TAMPA — The company that supplied Hillsborough County with new voting machines says former Elections Supervisor Buddy Johnson's office owes it $2.1-million — $400,000 more than previously thought.
Premier Elections Solutions sent Johnson's office a bill for most of that about a week after the November election, company spokesman Chris Riggall said Tuesday.
As late as Dec. 19, he said, Johnson's office was trying to work out a payment plan.
"They don't have the money," Riggall said.
Last month, Johnson's chief deputy, Kathy Harris, asked Hillsborough commissioners for a $2.3-million bailout to cover what she described as unanticipated costs from the fall elections, citing such expenses as extra overtime and the need to buy more privacy booths. At no point did she mention the money owed to Premier.
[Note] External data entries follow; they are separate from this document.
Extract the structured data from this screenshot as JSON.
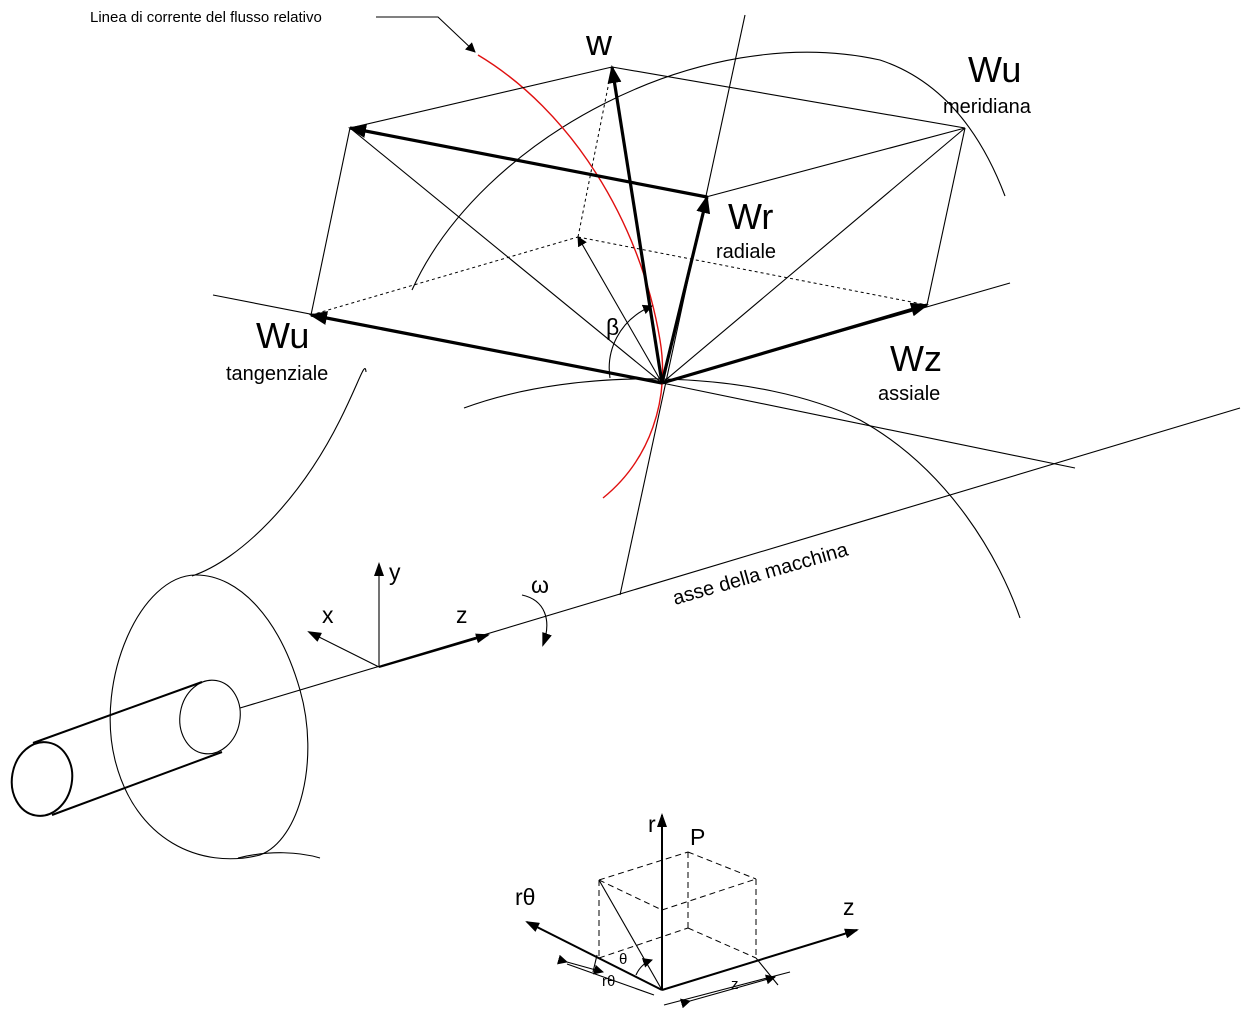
{
  "labels": {
    "streamline_note": "Linea di corrente del flusso relativo",
    "w": "w",
    "wu_top": "Wu",
    "meridiana": "meridiana",
    "wr": "Wr",
    "radiale": "radiale",
    "wu_left": "Wu",
    "tangenziale": "tangenziale",
    "wz": "Wz",
    "assiale": "assiale",
    "beta": "β",
    "omega": "ω",
    "machine_axis": "asse della macchina",
    "axis_x": "x",
    "axis_y": "y",
    "axis_z": "z",
    "cyl_r": "r",
    "cyl_p": "P",
    "cyl_rtheta": "rθ",
    "cyl_z": "z",
    "cyl_theta": "θ",
    "dim_rtheta": "rθ",
    "dim_z": "z"
  },
  "colors": {
    "ink": "#000000",
    "streamline": "#e01010",
    "background": "#ffffff"
  }
}
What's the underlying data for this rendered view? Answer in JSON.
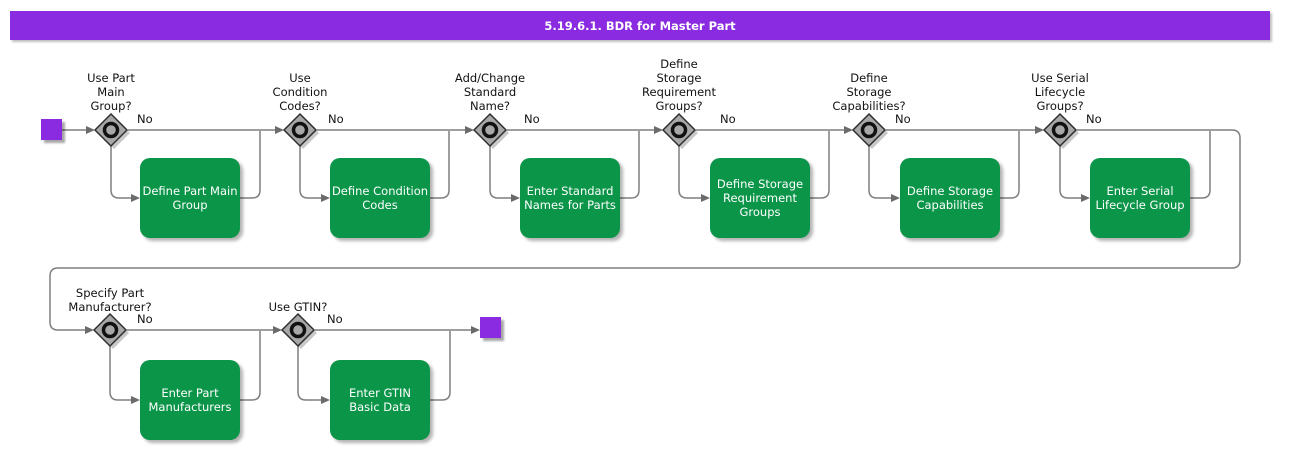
{
  "title_bar": {
    "label": "5.19.6.1. BDR for Master Part"
  },
  "branch_label": "No",
  "decisions": [
    {
      "question": "Use Part\nMain\nGroup?"
    },
    {
      "question": "Use\nCondition\nCodes?"
    },
    {
      "question": "Add/Change\nStandard\nName?"
    },
    {
      "question": "Define\nStorage\nRequirement\nGroups?"
    },
    {
      "question": "Define\nStorage\nCapabilities?"
    },
    {
      "question": "Use Serial\nLifecycle\nGroups?"
    },
    {
      "question": "Specify Part\nManufacturer?"
    },
    {
      "question": "Use GTIN?"
    }
  ],
  "tasks": [
    {
      "label": "Define Part Main\nGroup"
    },
    {
      "label": "Define Condition\nCodes"
    },
    {
      "label": "Enter Standard\nNames for Parts"
    },
    {
      "label": "Define Storage\nRequirement\nGroups"
    },
    {
      "label": "Define Storage\nCapabilities"
    },
    {
      "label": "Enter Serial\nLifecycle Group"
    },
    {
      "label": "Enter Part\nManufacturers"
    },
    {
      "label": "Enter GTIN\nBasic Data"
    }
  ],
  "icons": {
    "decision": "circle-in-diamond",
    "start": "purple-square",
    "end": "purple-square"
  },
  "colors": {
    "accent_purple": "#8A2BE2",
    "task_green": "#0B9548",
    "diamond_gray": "#A8A8A8",
    "connector_gray": "#7F7F7F",
    "text_dark": "#111111",
    "text_light": "#FFFFFF"
  }
}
Commissioners turned down the request, some expressing anger that it came little more than two months after they had approved Johnson's $6.7-million budget for this fiscal year.
Instead, commissioners sought an audit of Johnson's spending.
The audit results, released Monday, raised questions about how much Premier is still owed, saying the amount could not be determined from records supplied by Johnson's office.
It noted the commissioners gave Johnson enough money to cover the costs of the entire contract last February, including a final $1.7-million installment. An additional $400,000 is owed to cover a contract amendment, primarily for supplying more ballots for the November election.
But the auditor said it appeared money for the final installment was spent on other things, much of which could not be fully verified.
The initial contract for the new voting system called for spending about $5.8-million, an amount that grew to about $6.3-million with the purchase of additional equipment, said Riggall, the Premier spokesman. Most of that has been paid.
Johnson and Harris could not be reached late Tuesday. In an interview with Fox 13 News, Johnson called the audit findings absurd.
"I would simply say any medium-grade accountant would be able to understand, if they read the documents, exactly where every dollar went," he told the station. "That's really all I have to say. This entire situation has been made absurd. I will not be party to politicizing the elections office."
Phyllis Busansky, who defeated Johnson in the November election and took office Tuesday, spent the day introducing herself to her employees and said she hasn't confirmed the amount owed to Premier.
Both the audit findings and Premier's account of money owed undercut Harris' assertion to commissioners that the need for more money was unanticipated. The audit indicates some of the expenses Harris itemized — nearly $1.4-million — were spent last fiscal year and Johnson's office is seeking reimbursement.
As Johnson oversaw the switch to paper from touch-screen ballots in the past election, he was also facing a re-election challenge from Busansky, a former county commissioner.
A key assertion he made throughout the campaign was that he had trimmed his budget for this year by 10 percent.
"Families are being forced to re-examine their personal budgets in these tough economic times," he said in a May news release. "And the elections office should do the same."
In reality, spending outstripped the budget by a third.